Thompson wore No. 27 his first two years with the Gophers, but this year he is switching to No. 2. He’s also going to add “Jr.” to the name on the back of his jersey, honoring his dad. A conversation with his father also inspired Thompson to get a lion’s face tattooed onto his left forearm.
“My dad’s not a real emotional person; he kind of just keeps everything to himself,” Thompson said. “But one day, we were on the phone and he said, ‘You’re the lion of the family. A lion is someone who leads his family, leads the pack, and you’re the first one out. You’re doing exactly what you need to do.’ ”
Thompson hopes to make enough money after he graduates, from the NFL or elsewhere, to open a program at Jesse Owens Park to help young athletes get into college. He looks back on his own experiences — with no ACT preparatory class, for example — knowing how much he would have appreciated the same guidance.
“That’s probably why there’s a lot of violence back home,” he said. “We don’t have the youth programs for kids around the ages when you need that stuff, like 12 and 13. That’s when you start getting in trouble.”
As for his other goals, Thompson said, “My mama wants a house, and I want my dad to have a new beginning.

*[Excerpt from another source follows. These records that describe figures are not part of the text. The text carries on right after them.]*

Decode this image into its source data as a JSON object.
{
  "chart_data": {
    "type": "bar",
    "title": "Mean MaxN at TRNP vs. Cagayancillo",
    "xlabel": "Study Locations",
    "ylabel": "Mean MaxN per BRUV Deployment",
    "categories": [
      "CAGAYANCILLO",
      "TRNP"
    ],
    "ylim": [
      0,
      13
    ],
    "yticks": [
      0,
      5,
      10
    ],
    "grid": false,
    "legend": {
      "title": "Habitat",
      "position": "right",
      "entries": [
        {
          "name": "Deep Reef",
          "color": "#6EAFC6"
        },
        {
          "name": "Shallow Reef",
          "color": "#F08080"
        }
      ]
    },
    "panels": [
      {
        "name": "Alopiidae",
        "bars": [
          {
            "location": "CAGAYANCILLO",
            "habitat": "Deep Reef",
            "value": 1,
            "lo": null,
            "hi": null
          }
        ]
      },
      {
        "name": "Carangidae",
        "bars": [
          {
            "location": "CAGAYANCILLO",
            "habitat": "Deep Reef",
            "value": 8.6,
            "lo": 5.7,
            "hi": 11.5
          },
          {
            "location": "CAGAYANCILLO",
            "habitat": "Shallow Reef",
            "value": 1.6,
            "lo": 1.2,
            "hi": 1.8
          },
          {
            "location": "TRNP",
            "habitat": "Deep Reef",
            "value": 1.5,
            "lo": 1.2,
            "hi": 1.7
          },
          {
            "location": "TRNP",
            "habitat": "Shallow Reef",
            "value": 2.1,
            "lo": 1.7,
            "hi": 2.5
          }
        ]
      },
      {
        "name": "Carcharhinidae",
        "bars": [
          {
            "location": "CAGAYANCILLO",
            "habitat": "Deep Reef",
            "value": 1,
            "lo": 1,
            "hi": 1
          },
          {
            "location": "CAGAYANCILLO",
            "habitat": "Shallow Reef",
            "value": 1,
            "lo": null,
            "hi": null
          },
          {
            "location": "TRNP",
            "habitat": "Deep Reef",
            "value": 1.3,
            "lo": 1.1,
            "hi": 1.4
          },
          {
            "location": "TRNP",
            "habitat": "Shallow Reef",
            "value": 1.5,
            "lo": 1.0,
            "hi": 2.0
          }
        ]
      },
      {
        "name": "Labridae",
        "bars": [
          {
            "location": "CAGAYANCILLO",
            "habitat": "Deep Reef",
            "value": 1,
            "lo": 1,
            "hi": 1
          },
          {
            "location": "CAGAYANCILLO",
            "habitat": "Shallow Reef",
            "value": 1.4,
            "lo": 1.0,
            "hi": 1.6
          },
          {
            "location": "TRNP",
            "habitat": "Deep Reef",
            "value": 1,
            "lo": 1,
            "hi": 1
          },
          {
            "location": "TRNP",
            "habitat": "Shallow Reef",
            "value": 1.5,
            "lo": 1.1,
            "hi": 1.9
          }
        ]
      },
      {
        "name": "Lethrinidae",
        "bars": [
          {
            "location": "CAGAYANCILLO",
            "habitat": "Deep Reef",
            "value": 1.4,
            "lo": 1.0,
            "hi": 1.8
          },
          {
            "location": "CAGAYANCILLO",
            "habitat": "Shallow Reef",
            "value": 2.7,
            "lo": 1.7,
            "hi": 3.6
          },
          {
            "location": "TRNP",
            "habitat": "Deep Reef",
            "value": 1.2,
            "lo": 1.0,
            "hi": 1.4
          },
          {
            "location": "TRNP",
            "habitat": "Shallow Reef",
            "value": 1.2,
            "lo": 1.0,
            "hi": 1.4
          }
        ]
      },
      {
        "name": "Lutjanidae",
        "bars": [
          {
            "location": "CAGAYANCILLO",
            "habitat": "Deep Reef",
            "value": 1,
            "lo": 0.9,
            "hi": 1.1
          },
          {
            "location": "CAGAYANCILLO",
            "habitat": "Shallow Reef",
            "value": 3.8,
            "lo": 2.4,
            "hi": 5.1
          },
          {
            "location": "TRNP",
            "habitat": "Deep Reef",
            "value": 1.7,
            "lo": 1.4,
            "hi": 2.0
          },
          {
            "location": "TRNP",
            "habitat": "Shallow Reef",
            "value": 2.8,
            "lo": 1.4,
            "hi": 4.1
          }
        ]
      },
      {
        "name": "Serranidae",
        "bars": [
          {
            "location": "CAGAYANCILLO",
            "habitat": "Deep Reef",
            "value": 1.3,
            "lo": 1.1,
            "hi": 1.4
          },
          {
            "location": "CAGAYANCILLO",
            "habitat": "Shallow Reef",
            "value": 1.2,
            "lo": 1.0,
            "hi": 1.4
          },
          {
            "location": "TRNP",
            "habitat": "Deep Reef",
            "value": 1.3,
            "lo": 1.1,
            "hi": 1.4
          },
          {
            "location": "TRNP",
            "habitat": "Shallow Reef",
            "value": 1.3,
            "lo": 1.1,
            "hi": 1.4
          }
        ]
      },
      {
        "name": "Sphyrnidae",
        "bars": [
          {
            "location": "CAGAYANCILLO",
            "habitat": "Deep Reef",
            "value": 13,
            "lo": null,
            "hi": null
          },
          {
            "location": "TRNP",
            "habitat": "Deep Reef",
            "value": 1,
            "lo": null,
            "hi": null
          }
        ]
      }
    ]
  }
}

That’s what I say to push myself when I’m struggling.”
Thompson is majoring in business marketing and made the Academic All-Big Ten team last fall. So far, college has proved easier than high school, especially without the bus rides. He likes everything about Minnesota — except the cold.
His girlfriend, Minneapolis native Charlotte Paguyo, was a U homecoming queen candidate last fall. She studied in Europe this spring, and together they visited Florence, Venice, Nice and Monaco.
Sitting there on the French Riviera, it hit him. He could see the sun, sand and water — just like home — but he was a long way from Bombay Beach.